AC: What are some other issues important to your constituents?

VG: Transportation is huge throughout the district. I've got Steiner Ranch, which is bogged down with traffic. I know Celia Israel is working on legislation that would allow buses to ride on [highway] shoulders, which would help. Maybe encouraging more telecommuting could help as well. And then, water issues. There's a groundwater district that was set up last session that didn't get ratified, so picking up where that left off and trying to get it settled.

AC: Do you think the state's GOP officials can be persuaded to expand Medicaid?

VG: Well, we may have to chip away at that issue. One thing that might be palatable across the spectrum would be a solution for our maternal mortality crisis – expanding how long a woman can stay on Medicaid after giving birth, from three months to a year. [We can] add some places where most people will agree we need more healthcare, through expanding some of the grant programs or drawing down federal dollars for specific items.

AC: But not necessarily sweeping legislation to open up Medicaid to millions of Texans.

VG: I would be all for that, but to get the votes we need [in the Legislature], we may have to do it in chunks.
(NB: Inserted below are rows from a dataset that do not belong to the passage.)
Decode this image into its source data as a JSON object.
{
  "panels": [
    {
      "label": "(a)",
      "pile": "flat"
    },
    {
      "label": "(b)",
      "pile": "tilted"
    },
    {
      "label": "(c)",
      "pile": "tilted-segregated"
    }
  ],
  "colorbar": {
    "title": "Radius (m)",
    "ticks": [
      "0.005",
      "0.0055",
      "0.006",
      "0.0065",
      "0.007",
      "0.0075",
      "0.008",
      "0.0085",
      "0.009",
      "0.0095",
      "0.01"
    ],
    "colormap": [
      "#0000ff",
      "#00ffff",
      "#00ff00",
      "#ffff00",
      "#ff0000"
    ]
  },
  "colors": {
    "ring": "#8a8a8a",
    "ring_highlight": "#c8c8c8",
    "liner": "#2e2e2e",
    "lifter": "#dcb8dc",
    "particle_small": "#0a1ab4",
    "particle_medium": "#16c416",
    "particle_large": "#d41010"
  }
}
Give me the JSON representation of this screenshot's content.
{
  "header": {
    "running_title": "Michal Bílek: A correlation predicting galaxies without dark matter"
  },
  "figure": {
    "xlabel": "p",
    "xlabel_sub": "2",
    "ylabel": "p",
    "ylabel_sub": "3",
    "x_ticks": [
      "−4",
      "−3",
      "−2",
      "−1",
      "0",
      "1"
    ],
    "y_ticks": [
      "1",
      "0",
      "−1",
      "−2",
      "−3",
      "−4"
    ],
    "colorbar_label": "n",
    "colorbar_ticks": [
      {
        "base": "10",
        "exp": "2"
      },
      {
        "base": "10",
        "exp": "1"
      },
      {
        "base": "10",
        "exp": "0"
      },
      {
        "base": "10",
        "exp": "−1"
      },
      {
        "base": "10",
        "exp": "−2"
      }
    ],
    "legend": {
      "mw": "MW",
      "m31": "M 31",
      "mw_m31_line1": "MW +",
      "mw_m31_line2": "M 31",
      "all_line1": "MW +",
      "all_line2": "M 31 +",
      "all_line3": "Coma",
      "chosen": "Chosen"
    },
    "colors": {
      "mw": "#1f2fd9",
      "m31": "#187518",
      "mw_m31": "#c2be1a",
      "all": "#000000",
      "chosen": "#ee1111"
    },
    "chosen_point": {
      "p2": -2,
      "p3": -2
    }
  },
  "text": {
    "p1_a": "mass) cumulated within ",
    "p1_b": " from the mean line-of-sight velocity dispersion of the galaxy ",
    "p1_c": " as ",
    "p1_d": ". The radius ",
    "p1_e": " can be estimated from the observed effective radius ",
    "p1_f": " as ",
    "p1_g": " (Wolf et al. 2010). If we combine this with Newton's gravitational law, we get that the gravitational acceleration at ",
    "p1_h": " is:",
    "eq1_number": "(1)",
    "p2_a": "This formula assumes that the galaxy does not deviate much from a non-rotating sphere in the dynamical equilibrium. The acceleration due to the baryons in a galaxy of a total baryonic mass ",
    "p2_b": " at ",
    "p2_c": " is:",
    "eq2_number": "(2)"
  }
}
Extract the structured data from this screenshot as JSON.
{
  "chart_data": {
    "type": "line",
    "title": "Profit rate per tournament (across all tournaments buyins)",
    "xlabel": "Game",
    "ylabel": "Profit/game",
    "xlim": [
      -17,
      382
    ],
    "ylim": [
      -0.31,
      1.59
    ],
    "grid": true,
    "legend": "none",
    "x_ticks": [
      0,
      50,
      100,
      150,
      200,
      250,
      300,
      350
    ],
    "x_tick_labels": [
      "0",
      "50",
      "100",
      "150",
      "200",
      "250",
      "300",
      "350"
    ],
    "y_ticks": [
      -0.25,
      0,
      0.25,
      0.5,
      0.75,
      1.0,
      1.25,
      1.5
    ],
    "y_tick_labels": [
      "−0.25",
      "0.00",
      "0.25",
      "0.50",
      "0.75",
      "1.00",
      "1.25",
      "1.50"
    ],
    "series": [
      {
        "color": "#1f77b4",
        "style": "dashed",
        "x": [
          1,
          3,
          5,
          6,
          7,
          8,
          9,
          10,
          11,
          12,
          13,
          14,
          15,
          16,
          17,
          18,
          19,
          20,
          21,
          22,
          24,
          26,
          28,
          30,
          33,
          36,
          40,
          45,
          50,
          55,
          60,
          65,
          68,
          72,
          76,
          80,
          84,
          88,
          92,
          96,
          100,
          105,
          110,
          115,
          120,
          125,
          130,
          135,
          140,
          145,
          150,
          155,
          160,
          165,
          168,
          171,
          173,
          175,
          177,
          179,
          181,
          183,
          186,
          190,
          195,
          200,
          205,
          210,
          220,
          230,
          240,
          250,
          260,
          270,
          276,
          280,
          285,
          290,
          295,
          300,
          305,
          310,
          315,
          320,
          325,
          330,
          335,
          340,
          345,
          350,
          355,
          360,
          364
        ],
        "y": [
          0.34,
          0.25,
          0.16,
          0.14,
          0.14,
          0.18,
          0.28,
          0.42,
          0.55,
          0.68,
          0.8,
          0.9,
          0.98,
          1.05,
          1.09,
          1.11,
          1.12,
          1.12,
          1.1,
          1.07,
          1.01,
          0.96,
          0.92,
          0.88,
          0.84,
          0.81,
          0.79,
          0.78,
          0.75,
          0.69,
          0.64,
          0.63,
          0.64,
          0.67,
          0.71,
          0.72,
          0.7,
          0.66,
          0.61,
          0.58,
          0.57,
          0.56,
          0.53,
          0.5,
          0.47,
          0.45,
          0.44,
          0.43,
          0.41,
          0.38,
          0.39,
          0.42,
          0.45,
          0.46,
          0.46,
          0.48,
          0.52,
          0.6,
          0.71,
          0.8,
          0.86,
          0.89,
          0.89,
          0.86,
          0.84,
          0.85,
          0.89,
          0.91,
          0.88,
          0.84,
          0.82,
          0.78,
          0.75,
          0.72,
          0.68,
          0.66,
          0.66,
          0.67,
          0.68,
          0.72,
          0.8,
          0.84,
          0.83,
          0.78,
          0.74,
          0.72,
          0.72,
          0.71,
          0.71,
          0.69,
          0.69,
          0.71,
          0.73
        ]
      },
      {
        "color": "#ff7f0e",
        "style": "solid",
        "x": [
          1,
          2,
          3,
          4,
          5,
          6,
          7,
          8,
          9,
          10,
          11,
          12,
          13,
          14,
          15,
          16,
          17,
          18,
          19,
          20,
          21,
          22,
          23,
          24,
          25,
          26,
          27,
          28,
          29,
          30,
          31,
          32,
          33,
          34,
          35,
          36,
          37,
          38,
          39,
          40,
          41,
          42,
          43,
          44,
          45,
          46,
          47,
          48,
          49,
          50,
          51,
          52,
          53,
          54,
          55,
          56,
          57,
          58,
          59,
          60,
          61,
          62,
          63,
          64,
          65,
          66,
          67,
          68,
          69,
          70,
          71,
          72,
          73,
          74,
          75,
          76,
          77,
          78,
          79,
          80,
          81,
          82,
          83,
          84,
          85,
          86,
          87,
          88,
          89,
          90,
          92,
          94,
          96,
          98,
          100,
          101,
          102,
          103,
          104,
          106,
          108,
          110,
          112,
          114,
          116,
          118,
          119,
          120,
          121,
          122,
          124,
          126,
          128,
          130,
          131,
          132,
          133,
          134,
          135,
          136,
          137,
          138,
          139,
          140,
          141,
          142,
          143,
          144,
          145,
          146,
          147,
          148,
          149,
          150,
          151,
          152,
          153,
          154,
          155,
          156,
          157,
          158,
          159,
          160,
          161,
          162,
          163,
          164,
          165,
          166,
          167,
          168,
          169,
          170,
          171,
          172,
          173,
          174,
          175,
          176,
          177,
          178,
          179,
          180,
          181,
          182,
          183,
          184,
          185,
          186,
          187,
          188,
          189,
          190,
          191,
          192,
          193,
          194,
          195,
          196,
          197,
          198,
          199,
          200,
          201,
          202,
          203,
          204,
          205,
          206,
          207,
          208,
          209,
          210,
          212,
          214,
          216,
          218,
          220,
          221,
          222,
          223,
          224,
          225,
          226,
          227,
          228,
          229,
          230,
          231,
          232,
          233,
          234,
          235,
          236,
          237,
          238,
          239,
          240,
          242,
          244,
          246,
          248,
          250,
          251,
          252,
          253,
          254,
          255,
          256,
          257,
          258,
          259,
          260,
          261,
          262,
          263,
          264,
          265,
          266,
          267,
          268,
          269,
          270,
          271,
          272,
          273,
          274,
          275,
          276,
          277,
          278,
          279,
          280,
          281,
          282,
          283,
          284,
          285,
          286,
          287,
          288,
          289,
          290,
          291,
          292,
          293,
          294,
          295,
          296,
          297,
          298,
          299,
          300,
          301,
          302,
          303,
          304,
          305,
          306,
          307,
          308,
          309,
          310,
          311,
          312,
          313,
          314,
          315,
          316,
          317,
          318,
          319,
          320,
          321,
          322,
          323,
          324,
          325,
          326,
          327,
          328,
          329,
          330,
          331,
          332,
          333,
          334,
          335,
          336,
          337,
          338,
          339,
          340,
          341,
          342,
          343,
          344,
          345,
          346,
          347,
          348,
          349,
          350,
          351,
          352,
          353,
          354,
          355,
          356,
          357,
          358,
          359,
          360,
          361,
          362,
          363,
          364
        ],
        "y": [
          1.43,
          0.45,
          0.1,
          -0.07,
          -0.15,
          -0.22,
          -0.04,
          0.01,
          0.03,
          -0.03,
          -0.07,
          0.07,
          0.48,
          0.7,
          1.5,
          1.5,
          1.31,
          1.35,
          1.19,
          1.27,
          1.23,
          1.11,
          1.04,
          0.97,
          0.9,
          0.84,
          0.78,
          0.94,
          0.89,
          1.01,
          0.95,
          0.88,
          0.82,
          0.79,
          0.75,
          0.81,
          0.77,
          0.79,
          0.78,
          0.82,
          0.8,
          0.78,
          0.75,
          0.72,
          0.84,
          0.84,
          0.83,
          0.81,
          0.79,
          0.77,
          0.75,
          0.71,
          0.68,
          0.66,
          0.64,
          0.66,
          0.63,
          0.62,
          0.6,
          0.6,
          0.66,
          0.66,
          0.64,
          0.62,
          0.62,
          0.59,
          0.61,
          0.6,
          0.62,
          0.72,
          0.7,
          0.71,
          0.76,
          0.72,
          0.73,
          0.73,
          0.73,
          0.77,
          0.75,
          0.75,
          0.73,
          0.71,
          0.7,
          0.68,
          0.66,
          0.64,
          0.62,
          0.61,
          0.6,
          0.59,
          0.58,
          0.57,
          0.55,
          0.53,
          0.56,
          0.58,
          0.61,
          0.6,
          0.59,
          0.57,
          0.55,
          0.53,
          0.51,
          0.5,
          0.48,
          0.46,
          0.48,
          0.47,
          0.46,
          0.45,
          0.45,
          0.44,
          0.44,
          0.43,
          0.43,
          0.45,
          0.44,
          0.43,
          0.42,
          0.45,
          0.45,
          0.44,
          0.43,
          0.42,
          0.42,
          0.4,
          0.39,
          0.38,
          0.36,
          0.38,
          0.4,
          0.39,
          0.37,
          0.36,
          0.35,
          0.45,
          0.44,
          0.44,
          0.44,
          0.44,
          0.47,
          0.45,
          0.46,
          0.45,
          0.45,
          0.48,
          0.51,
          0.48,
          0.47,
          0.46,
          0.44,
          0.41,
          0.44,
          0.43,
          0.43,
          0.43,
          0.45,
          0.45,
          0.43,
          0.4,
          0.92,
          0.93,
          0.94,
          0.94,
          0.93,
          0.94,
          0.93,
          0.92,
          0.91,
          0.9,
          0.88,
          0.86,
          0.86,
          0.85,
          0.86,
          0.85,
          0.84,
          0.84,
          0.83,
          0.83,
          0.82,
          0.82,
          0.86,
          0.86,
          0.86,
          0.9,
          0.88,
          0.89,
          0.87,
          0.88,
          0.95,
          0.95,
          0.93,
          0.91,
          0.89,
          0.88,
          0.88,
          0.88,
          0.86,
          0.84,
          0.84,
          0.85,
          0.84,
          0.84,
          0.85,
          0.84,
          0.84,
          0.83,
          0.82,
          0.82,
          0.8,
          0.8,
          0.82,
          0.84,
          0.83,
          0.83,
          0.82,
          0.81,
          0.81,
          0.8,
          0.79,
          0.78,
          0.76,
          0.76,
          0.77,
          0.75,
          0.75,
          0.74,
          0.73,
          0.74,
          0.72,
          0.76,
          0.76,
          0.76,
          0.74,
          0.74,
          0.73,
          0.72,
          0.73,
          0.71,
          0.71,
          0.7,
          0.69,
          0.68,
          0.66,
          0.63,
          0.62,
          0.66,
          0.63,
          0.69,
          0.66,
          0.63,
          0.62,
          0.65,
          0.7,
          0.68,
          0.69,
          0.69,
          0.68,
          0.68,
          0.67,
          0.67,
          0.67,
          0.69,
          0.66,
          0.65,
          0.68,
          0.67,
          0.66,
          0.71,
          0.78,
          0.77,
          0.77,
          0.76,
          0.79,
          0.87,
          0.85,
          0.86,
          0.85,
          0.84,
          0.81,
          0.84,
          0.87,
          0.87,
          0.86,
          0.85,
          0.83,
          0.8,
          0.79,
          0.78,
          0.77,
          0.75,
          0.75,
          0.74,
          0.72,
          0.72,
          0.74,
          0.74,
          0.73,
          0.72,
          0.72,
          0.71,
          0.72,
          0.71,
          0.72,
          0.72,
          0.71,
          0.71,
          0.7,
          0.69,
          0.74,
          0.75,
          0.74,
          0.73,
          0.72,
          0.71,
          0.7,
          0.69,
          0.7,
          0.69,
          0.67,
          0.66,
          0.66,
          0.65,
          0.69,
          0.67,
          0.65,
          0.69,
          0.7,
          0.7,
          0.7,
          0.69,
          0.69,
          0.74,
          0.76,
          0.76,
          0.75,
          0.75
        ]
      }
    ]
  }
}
AC: Given that your party is still a minority in the House and will be facing a supermajority in the Senate, what do you see as the most achievable of your policy goals?

VG: I think we'll get something done with the groundwater district (laughs). The Bee Cave mayor brought to my attention that he's been working on a trade school for the Lake Travis area, so I'd like to help out with that. I am also meeting with all of the local politicians in the area to get their input on what their issues are and what I can do to help.